One expensive ice-cream

Ate a full Cornetto ice-cream yesterday + froze all night with R hogging the throw and Chewie taking the blanket = a day wasted to tinnitus.

Spent most of the day blankly staring at the screen, not knowing what to do. Took me ages to update and merge PRs that I’d probably made in less time last week. Bailed out of the only meeting I had. Took a long walk and a short nap in the lunch break. Head’s still ringing.

Met a friend on the afternoon walk who pointed out that the crickets were chirping all around. Told him they chirp all the time in my head. And like for him, they were really loud for me too today.

Swish…

I’ve spent most recent weekends working on a big, breaking change to some of my Chrome extensions. I even took today off from work so I could drive the work through to conclusion.

Finally at 23.00, everything was ready, tested, retested, ready to be deployed. I deployed the server side components and tested them again. Then, I packaged the extension, uploaded to the Chrome webstore developer dashboard, and submitted for review.

It usually takes about a day for the review, though sometimes it can even take up to a few weeks. So, I’m expecting the change to go live sometime late tomorrow, or maybe Monday (it’s already weekend almost everywhere). Time to sleep 😴

Instead, here I am, 45 mins later, writing to tell you that the update has been reviewed, approved, and published. Already.

How am I gonna sleep now? 😬

Five checkmark day

And a 2x day

An 11K run with the boy, and some gardening in the evening is all it took to get the step and the floors targets.

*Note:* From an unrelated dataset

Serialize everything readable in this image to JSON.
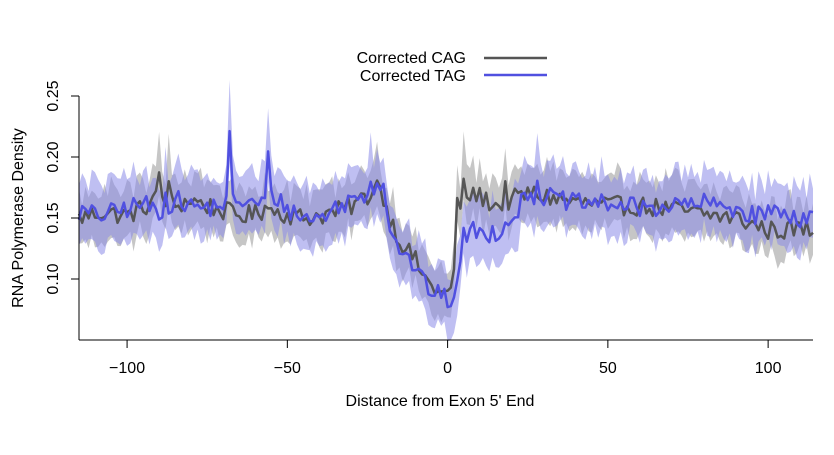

A long sleep helped. The cool, if humid, weather helped. A happy boy helped. A first week, in a month, of running all four runs helped. Spending all of Friday in bed reading while hugging the boy also helped.

Je t’en prie

Learnt a new French phrase while reading a book about a gentleman in Moscow. I like the sound of this better than the usual de rien.

Easy switch

A friend1 recently mentioned how many of our old acquaintances self identify as libertarians, and how comfortable many of them are with authoritarianism.

In my head, this played out as…

I’m smarter than you, don’t tell me what to do, how to live. (Libertarian)

…turns easily into…

I’m smarter than you, I will tell you what to do, how to live. (Authoritarian)

Of course, there’s a big execution gap between telling people what to do, and forcing people to do it. In other words, between being an armchair authoritarian and the real one chaining up the country. Supporting the real one provides a comfortable bridge over that gap.


  1. The friend is an IIT-IIM grad. The acquaintances are all IIM, if not IIT-IIM grads. Perhaps the superior status signalling provided by these institutions is a trigger for the “I’m smarter than you…” base that leads to the two isms.